C’est un article de la foi chrétienne que les corps ressusciteront avec les mêmes parties numériques qui sont dans le tombeau, & l’on ne peut douter que ce miracle ne soit possible à la toute-puissance de Dieu, s’il a déclaré que telle étoit sa volonté. Ces mêmes parties qui sont dans le tombeau, rétablies dans un même corps, seront donc la même personne, & par ce rétablissement au tems de la résurrection l’identité personnelle sera conservée comme elle l’est après une nuit de sommeil. Si Dieu donnoit vingt sentimens intérieurs, ou vingt représentations actuelles des mêmes péchés à autant d’êtres distincts, & qu’il les punît en conséquence ; le péché seroit puni vingt fois autant qu’il le mérite, ce qui est contraire à la justice divine. Mais comme Dieu ne veut pas punir le péché plus qu’il ne le mérite, il n’est pas à croire qu’il y ait à la résurrection deux êtres pensans qui aient le sentiment intérieur des mêmes actions numériques, & qui se les attribuent.

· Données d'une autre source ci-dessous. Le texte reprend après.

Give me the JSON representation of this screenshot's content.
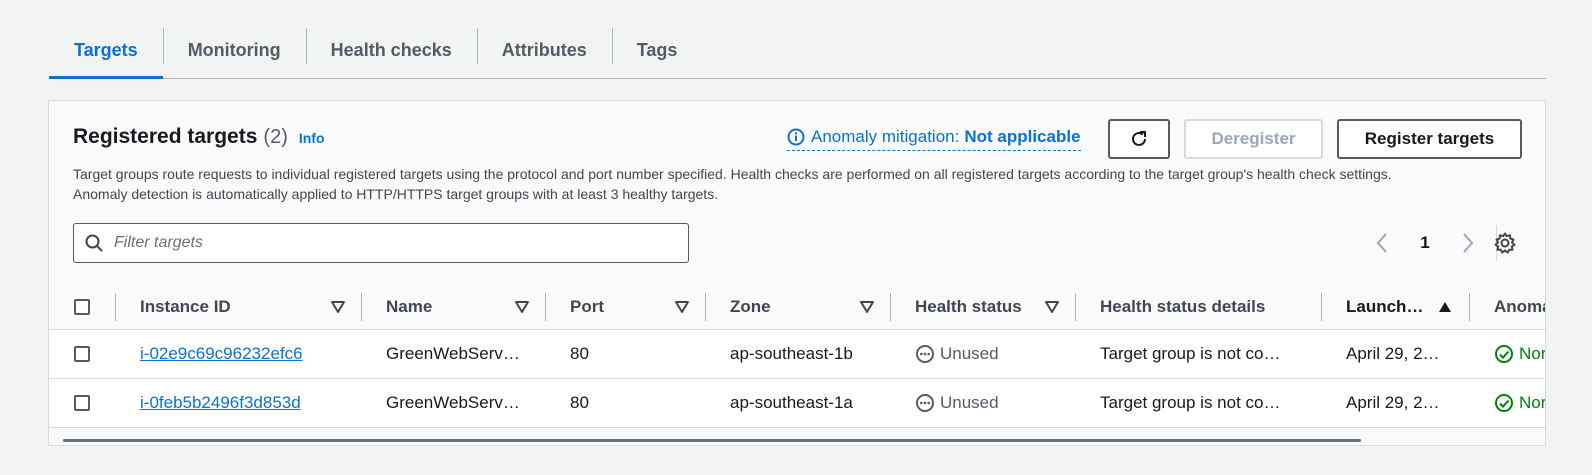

En supposant que chacun des vingt êtres distincts de l’hypothèse de M. Clarke, est une seule & même personne avec lui, & de plus qu’ils ne peuvent pas être considérés comme des personnes distinctes l’une de l’autre (quoique pourtant ils le puissent comme je l’ai fait voir) ; il me semble encore que ce n’est pas-là une si grande absurdité, une absurdité égale à celle de la transsubstantiation & que M. Clarke ne doit pas la regarder comme telle, mais plutôt comme une difficulté insoluble, sur-tout s’il veut bien réfléchir qu’un autre article de la foi chrétienne nous oblige à croire que deux personnes complettes, considérées distinctement, savoir la seconde personne de la trinité & une personne humaine, ne constituent par l’union hypostatique, qu’une seule personne.

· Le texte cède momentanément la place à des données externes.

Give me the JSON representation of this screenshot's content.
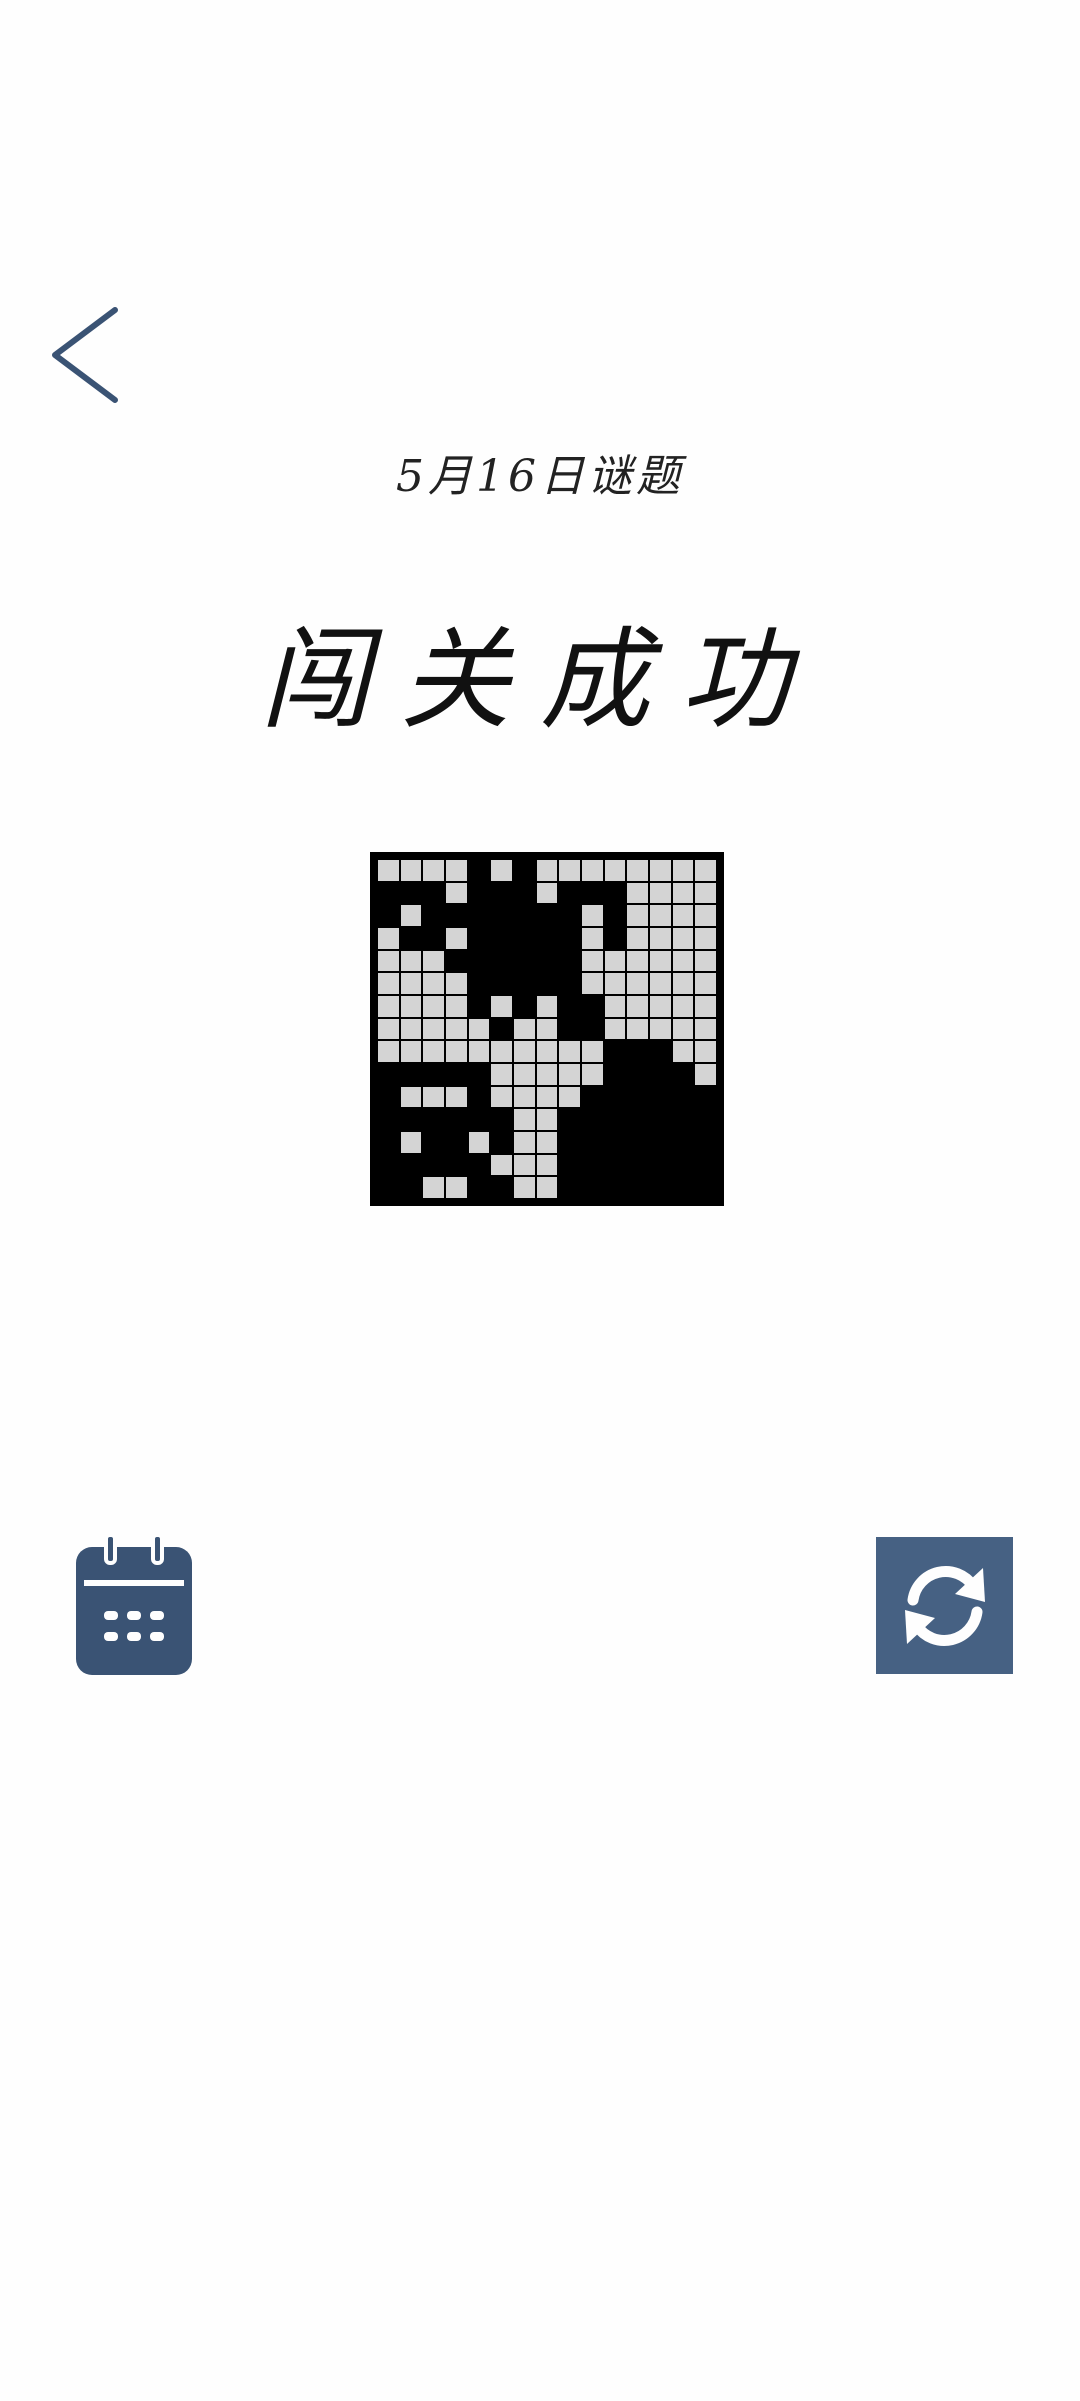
{
  "header": {
    "back_icon": "chevron-left-icon",
    "subtitle": "5月16日谜题",
    "title": "闯关成功"
  },
  "puzzle": {
    "rows": 15,
    "cols": 15,
    "grid": [
      "....#.#........",
      "###.###.###....",
      "#.#######.#....",
      ".##.#####.#....",
      "...######......",
      "....#####......",
      "....#.#.##.....",
      ".....#..##.....",
      "..........###..",
      "#####.....####.",
      "#...#....######",
      "######..#######",
      "#.##.#..#######",
      "#####...#######",
      "##..##..#######"
    ]
  },
  "footer": {
    "calendar_icon": "calendar-icon",
    "refresh_icon": "refresh-icon"
  },
  "colors": {
    "accent": "#466183",
    "calendar": "#3a5374",
    "cell_empty": "#d4d4d4",
    "cell_filled": "#000000"
  }
}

Mais dans le systême de M. Clarke, outre l’absurdité qu’il y a à faire du même sentiment intérieur individuel numérique une condition necessaire pour constituer l’identité personnelle, je crois en appercevoir une autre qui est de vouloir que l’identité de substance soit encore nécessaire pour constituer le même soi ou l’identité de personne. Car, dans ce cas, comment rendre raison de la résurrection ? Je suppose qu’un homme croie & vive en bon chrétien pendant quarante ans, qu’à cet

  1. Essai concernant l’entendement humain, liv. 2. chap. 27 §. 13.